Las persistentes quejas de la familia de Bolsonaro sobre las condiciones en las que se encuentra recluido el patriarca en una comisaría de Brasilia han llevado al juez brasileño Alexandre de Moraes a ordenar su traslado inmediato. Un juez ordenó el jueves el traslado del expresidente Jair Bolsonaro, capitán retirado del ejército, a la prisión de máxima seguridad de Papuda, también en la capital brasileña. La mano derecha acudirá a un grupo de militares y funcionarios gubernamentales, pero primero será examinado por un médico para determinar si puede ir al hospital.
El presidente anterior habría estado en el ejército Papuda. El juez destaca que Bolsonaro disfrutará de más espacio porque estará en una celda grande, con cuatro presos, pero no la compartirá con nadie más. Además, ahora podrás hacer ejercicio y salir al balcón a disfrutar del sol.
En el ala especial de los uniformados, conocida como Papudinha, está encerrado uno de los cómplices de la conspiración, su ex ministro Anderson Torres, que es policía militar. Papuda es una de las prisiones más seguras de Brasil. Por allí pasaron la mayoría de los políticos que estuvieron presos en las cárceles de Lava Jato y Mensalão y ahora están siendo detenidos miembros de la dirección del PCC (Primer Comando de la Capital) y conocidos líderes de otros grupos criminales.

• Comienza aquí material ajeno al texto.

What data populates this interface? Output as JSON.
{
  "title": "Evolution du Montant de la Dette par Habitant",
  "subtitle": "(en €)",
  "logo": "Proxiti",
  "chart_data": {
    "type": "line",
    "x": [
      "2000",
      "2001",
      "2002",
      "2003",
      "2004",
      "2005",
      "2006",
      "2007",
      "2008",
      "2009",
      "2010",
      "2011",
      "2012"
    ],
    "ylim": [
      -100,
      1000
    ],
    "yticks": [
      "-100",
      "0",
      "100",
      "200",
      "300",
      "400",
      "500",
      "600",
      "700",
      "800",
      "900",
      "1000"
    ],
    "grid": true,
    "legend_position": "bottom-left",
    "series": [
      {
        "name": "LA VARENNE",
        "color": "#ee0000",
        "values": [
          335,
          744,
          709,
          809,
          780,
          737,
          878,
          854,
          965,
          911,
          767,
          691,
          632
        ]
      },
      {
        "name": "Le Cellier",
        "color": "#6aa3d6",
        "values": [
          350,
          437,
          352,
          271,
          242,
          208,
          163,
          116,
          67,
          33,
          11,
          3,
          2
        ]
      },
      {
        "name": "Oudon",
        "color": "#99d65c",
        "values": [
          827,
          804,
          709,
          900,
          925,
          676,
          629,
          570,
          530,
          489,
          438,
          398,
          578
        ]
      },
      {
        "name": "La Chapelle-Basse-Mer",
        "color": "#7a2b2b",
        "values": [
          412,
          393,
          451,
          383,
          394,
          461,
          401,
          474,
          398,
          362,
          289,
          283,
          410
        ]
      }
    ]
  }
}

Bolsonaro fue sentenciado en septiembre a 27 años de prisión por liderar un complot golpista. En noviembre, agotados todos los recursos judiciales, ingresó a la comisaría principal de Brasilia para cumplir su condena. Esto fue similar a lo que tuvo el actual presidente Luiz Inácio Lula da Silva, cuando cumplía una condena por corrupción, que luego fue revocada.
Bolsonaro sufre una variedad de dolencias que lo obligaron a estar hospitalizado durante una semana entre Navidad y Año Nuevo para una operación de hernia y una cirugía para reducir sus convulsiones. Unos días más tarde, quedó ligeramente sacudido después de caer. Sus abogados han presentado múltiples apelaciones pidiendo a Moraes que le permita cumplir arresto domiciliario.
Su esposa, Michelle Bolsonaro, se reunió con el ex juez del Tribunal Supremo para expresarle personalmente sus preocupaciones, según revelaron a los periodistas del G1. Pero el juez Moras se ha negado. El expresidente ya intentó quitarse, en medio de la visión, la tobillera electrónica que monitoreaba sus movimientos por el riesgo de fuga.
La esposa y los hijos del ex presidente se han quejado de que las condiciones en la comisaría eran inadecuadas debido a su delicado estado de salud y mental.
Debido a los problemas de salud de Bolsonaro, el juez le permite recibir tratamiento médico las 24 horas del día, ser trasladado inmediatamente al hospital, disfrutar de las cinco comidas diarias que le han preparado y pasar tiempo con su esposa y todos sus hijos, excepto Eduardo, que fue a Estados Unidos para pedirle a su padre que los retrasara. El primogénito, Flávio, fue elegido por su padre para enfrentarse al presidente Lula en las elecciones del próximo octubre.